Alanyaspor, bu ligin kaliteli takımlarından biri. Onca oyuncu kaybına karşın tehlikeli bölgeden uzak durmak için yine de direnmeye ve dayanmaya çalışıyor. O yüzden sert oynuyorlar. Savunmada inanılmaz baskılı oynuyorlar. Maçın açılış golünü atmaları, moral üstünlükle canlı ve diri oyunlarına ilham verdi. O golden iki dakika sonra Beşiktaş, Rafa’nın attığı gol ile rahatladı. Her iki takım dengeyi bozmak adına peş peşe hücum gösterisine girmeleri, savunmacıları da çalıştırdı (!)
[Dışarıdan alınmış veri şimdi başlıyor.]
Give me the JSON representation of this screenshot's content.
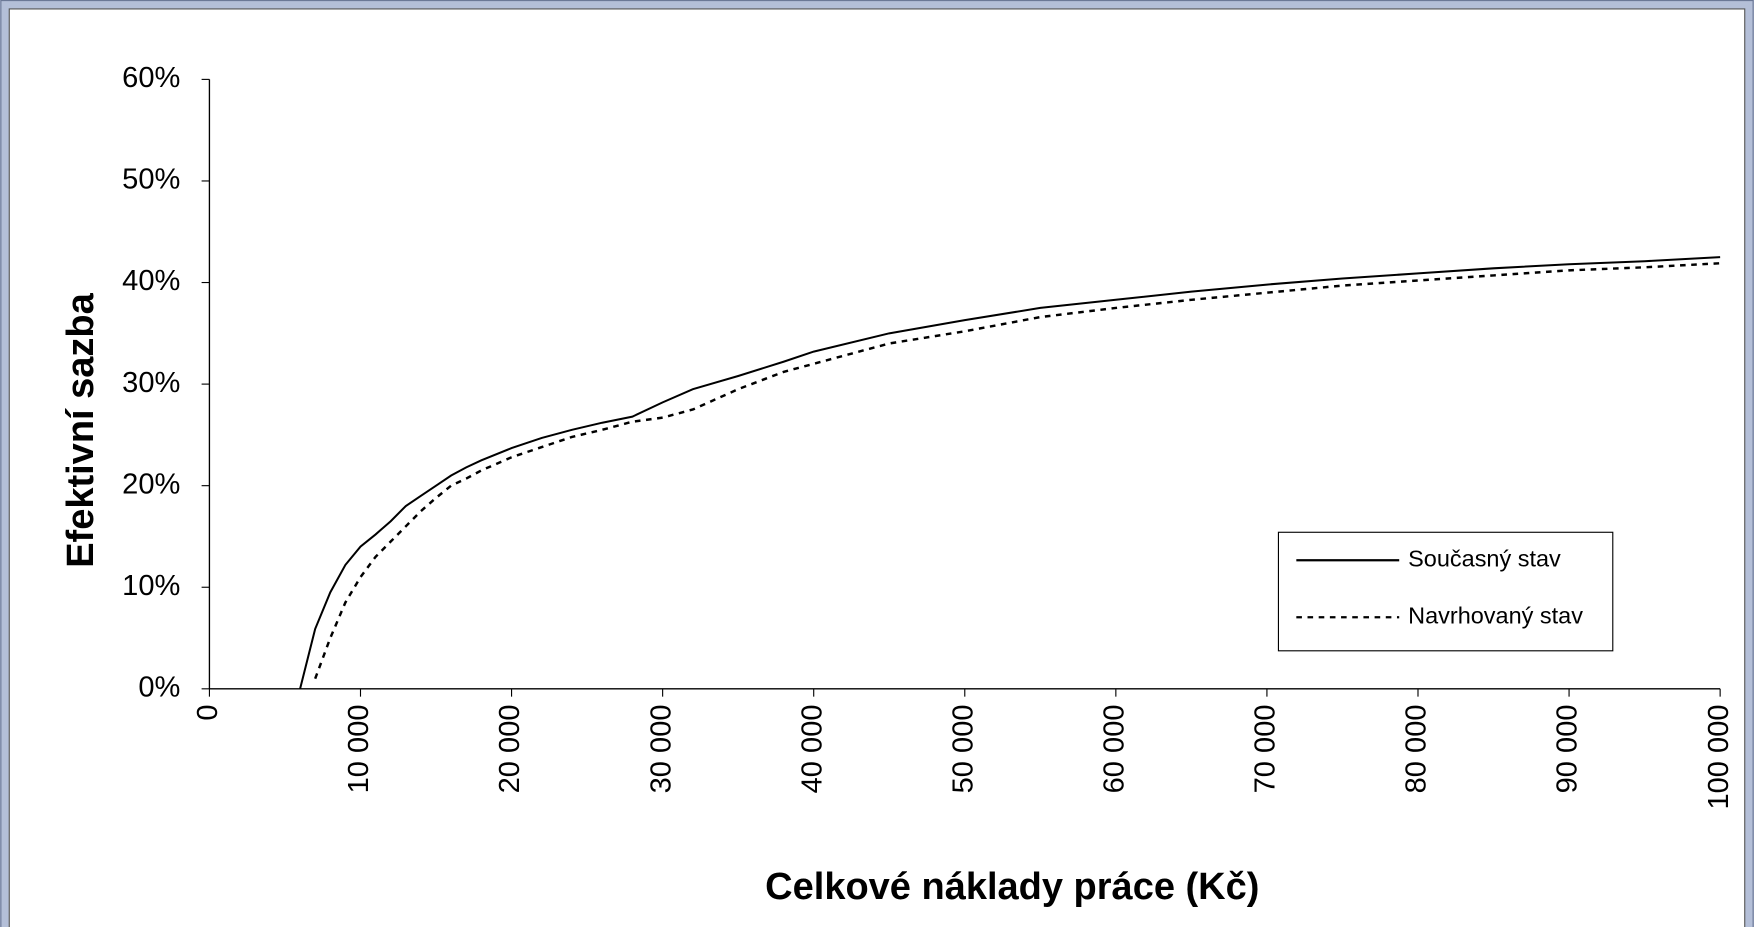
{
  "chart_data": {
    "type": "line",
    "xlabel": "Celkové náklady práce (Kč)",
    "ylabel": "Efektivní sazba",
    "xlim": [
      0,
      100000
    ],
    "ylim": [
      0,
      60
    ],
    "xticks": [
      0,
      {
        "value": 10000,
        "label": "10 000"
      },
      {
        "value": 20000,
        "label": "20 000"
      },
      {
        "value": 30000,
        "label": "30 000"
      },
      {
        "value": 40000,
        "label": "40 000"
      },
      {
        "value": 50000,
        "label": "50 000"
      },
      {
        "value": 60000,
        "label": "60 000"
      },
      {
        "value": 70000,
        "label": "70 000"
      },
      {
        "value": 80000,
        "label": "80 000"
      },
      {
        "value": 90000,
        "label": "90 000"
      },
      {
        "value": 100000,
        "label": "100 000"
      }
    ],
    "yticks": [
      {
        "value": 0,
        "label": "0%"
      },
      {
        "value": 10,
        "label": "10%"
      },
      {
        "value": 20,
        "label": "20%"
      },
      {
        "value": 30,
        "label": "30%"
      },
      {
        "value": 40,
        "label": "40%"
      },
      {
        "value": 50,
        "label": "50%"
      },
      {
        "value": 60,
        "label": "60%"
      }
    ],
    "grid": false,
    "legend": "lower right",
    "series": [
      {
        "name": "Současný stav",
        "color": "#000000",
        "line_style": "solid",
        "x": [
          6000,
          7000,
          8000,
          9000,
          10000,
          11000,
          12000,
          13000,
          14000,
          15000,
          16000,
          17000,
          18000,
          20000,
          22000,
          24000,
          26000,
          28000,
          30000,
          32000,
          35000,
          38000,
          40000,
          45000,
          50000,
          55000,
          60000,
          65000,
          70000,
          75000,
          80000,
          85000,
          90000,
          95000,
          100000
        ],
        "values": [
          0,
          5.9,
          9.5,
          12.2,
          14,
          15.2,
          16.5,
          18,
          19,
          20,
          21,
          21.8,
          22.5,
          23.7,
          24.7,
          25.5,
          26.2,
          26.8,
          28.2,
          29.5,
          30.8,
          32.2,
          33.2,
          35,
          36.3,
          37.5,
          38.3,
          39.1,
          39.8,
          40.4,
          40.9,
          41.4,
          41.8,
          42.1,
          42.5
        ]
      },
      {
        "name": "Navrhovaný stav",
        "color": "#000000",
        "line_style": "dashed",
        "x": [
          7000,
          8000,
          9000,
          10000,
          11000,
          12000,
          13000,
          14000,
          15000,
          16000,
          17000,
          18000,
          20000,
          22000,
          24000,
          26000,
          28000,
          30000,
          32000,
          35000,
          38000,
          40000,
          45000,
          50000,
          55000,
          60000,
          65000,
          70000,
          75000,
          80000,
          85000,
          90000,
          95000,
          100000
        ],
        "values": [
          1,
          5,
          8.5,
          11,
          13,
          14.5,
          16,
          17.5,
          18.8,
          20,
          20.7,
          21.5,
          22.8,
          23.8,
          24.8,
          25.5,
          26.3,
          26.7,
          27.5,
          29.5,
          31.2,
          32,
          34,
          35.2,
          36.6,
          37.5,
          38.3,
          39,
          39.7,
          40.2,
          40.7,
          41.2,
          41.5,
          41.9
        ]
      }
    ]
  }
}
Her iki takımın golcüleri de, ev sahibi ekipte Semih, Gedson ve Rafa; konuk takımda da Augusto, Cordova ve Efecan hücumda çok top kaybettiler. Semih’te bir durgunluk gördük. Gedson da oyunun içinde, her pozisyonda mücadele ediyordu. Ancak Alanyaspor’un ceza alanında oluşturduğu kalabalık savunmayı aşamadılar.
2024’ü dramatik ve kaotik olaylarla yaşayıp önce şampiyonluk yarışından kopan, ardından üst üste yerli - yabancı 5,6 antrenör deneyen, yenilediği kadrodan beklenen verimi alamayan, hayal kırıklığı yaratan başkanın ardından kongre ve seçim telaşına düşen Beşiktaş, arada Fenerbahçe’yi yenmesine rağmen galibiyet değil, “puan kayıpları serisi” sundu taraftarlarına.
Bu sağlıksız ortamda futbolu yöneten ve uygulayan kadro da iflas etti bildiğiniz gibi. Ortada görünen en masum adam, Serdar Topraktepe… Elinden geleni yapıyor… Ama onda da bir yorgunluk ve huzursuzluk hali gözlüyoruz. Böyle durumlarda Serdar Hoca’yı rahat bırakmak, takımı da her şeye rağmen desteklemek gerekir. Dahası Serdar Topraktepe için çok özel bir kariyer planlaması da yapılmalıdır.
Bu maçın üzüleni Beşiktaş. Sevineni ve ümitli olanı da Alanyaspor. Sami Uğurlu hocayı tebrik ediyoruz.